After installing (with a package manager, e.g., homebrew brew install --cask anaconda or download it from the website). You can create a conda env with the following command:

conda create -n NAME_OF_ENVIRONMENT python=VERSION_NUMBER

then you just activate the environment with:

conda activate NAME_OF_ENVIRONMENT

Note: When active, you will see the name of the environment in parentheses before your terminal prompt (e.g., (my-env) ~).

now everything that you install with pip install or conda install will be completely isolated from the rest of your python environments so you don’t need to worry about dependency incompatabilities.

Note: conda also always you to install packages with conda install, but they are not always the most up to date, so I tend to stick with the pip versions, unless its necessary.

To leave the environment just use:

conda deactivate

Venv

Using the builtin venv method is pretty common online for github projects, so I will show a basic example.

python3 -m venv NAME_OF_VIRTUAL_ENV # Creation
source ./NAME_OF_VIRTUAL_ENV/bin/activate # Activation Mac and linux
# venv\Scripts\activate # Activate on Windows
deactivate  # Deactivates the environment

Now that you have a working (and active) virtual environment, you can install all the packages that you want, and they will not affect any other proejcts that you have.

Freeze the Packages!

Now, that you know what a virtual environment is and how to set them up, you can learn how to replicate previous virtual environment on new machines.
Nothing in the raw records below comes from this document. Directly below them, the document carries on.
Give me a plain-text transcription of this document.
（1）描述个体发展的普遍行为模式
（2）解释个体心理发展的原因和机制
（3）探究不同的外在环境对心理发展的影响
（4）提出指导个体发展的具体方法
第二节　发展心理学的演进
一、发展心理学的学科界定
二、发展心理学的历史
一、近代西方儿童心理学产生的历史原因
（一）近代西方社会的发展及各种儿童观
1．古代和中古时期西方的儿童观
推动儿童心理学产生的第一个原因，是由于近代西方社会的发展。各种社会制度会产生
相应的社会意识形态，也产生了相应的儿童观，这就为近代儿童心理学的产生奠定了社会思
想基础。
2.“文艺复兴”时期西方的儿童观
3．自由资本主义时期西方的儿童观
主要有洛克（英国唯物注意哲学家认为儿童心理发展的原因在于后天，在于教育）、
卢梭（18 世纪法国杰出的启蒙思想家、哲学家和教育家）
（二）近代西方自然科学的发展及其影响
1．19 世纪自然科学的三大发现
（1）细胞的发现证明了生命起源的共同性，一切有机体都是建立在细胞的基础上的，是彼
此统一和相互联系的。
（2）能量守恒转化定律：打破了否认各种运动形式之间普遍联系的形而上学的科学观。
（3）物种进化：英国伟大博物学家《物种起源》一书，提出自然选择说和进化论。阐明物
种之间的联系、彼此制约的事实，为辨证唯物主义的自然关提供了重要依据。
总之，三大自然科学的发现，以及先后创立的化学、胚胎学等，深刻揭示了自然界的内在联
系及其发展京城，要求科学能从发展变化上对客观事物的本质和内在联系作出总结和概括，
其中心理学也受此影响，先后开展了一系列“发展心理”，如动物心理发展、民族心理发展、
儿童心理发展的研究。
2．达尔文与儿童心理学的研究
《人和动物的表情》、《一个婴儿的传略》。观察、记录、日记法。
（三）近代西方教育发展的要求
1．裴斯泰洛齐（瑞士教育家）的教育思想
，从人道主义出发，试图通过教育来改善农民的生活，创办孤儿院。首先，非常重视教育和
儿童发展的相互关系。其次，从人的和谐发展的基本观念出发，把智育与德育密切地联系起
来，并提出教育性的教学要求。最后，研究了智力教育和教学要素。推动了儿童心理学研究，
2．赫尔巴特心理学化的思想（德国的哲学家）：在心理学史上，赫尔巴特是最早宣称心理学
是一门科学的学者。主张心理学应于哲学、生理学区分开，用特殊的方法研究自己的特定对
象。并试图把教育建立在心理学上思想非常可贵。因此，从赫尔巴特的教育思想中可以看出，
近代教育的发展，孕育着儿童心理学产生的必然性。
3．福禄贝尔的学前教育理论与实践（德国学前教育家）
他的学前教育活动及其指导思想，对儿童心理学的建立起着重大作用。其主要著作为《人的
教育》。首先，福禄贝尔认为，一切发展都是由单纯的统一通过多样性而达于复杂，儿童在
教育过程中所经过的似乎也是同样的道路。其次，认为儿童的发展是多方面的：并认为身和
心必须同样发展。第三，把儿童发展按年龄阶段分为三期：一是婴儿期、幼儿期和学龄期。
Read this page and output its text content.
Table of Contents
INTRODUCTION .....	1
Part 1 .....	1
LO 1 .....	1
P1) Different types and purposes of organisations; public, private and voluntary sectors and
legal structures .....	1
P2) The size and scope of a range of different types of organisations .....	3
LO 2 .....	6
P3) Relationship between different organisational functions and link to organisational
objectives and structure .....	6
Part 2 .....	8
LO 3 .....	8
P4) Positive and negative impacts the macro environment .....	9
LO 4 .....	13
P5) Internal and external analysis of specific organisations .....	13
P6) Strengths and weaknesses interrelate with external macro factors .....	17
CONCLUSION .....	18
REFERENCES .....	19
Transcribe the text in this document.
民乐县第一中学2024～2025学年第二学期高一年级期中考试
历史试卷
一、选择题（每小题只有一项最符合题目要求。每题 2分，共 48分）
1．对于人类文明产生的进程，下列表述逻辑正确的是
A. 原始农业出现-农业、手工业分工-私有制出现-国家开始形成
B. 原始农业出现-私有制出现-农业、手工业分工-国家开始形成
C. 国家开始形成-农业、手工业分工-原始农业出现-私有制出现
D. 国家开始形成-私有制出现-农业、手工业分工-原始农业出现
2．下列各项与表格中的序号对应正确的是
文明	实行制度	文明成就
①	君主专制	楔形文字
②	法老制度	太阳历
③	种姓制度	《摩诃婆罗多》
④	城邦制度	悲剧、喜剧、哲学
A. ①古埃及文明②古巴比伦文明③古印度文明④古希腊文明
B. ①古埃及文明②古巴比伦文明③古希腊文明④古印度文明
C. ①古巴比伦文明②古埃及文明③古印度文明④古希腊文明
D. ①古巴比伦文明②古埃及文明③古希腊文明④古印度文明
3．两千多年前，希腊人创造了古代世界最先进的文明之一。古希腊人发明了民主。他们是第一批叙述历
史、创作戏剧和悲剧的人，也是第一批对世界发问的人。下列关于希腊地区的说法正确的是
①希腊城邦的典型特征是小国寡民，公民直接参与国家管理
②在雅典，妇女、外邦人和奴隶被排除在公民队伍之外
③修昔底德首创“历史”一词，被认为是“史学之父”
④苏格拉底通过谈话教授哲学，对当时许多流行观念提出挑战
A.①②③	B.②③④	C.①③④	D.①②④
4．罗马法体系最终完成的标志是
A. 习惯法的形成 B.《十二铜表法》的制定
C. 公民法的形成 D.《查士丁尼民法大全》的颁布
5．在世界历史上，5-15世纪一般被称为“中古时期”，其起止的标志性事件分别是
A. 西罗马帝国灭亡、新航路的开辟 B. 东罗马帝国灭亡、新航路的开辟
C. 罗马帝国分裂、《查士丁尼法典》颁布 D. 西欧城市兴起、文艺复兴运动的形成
We just need to make sure the new machine has all the same packages and version numbers as the previous machine, but how do we do that? In python, you can save all the installed packages in your current virutal environment along with their version numbers following command:

pip freeze > requirements.txt

This will save all the packages that are installed in your current environment to a file called requirements.txt. Then on a new system you can install all those packages into your environment with:

pip install -r /path/to/requirements.txt

Now, whenever you make a new project, after you install all the packages, you can run the pip freeze command to save them and the install them in your virutal environment on your new machine with pip install -r. Now, you have a replicated virtual environment and can run the code on the new machine with the same results!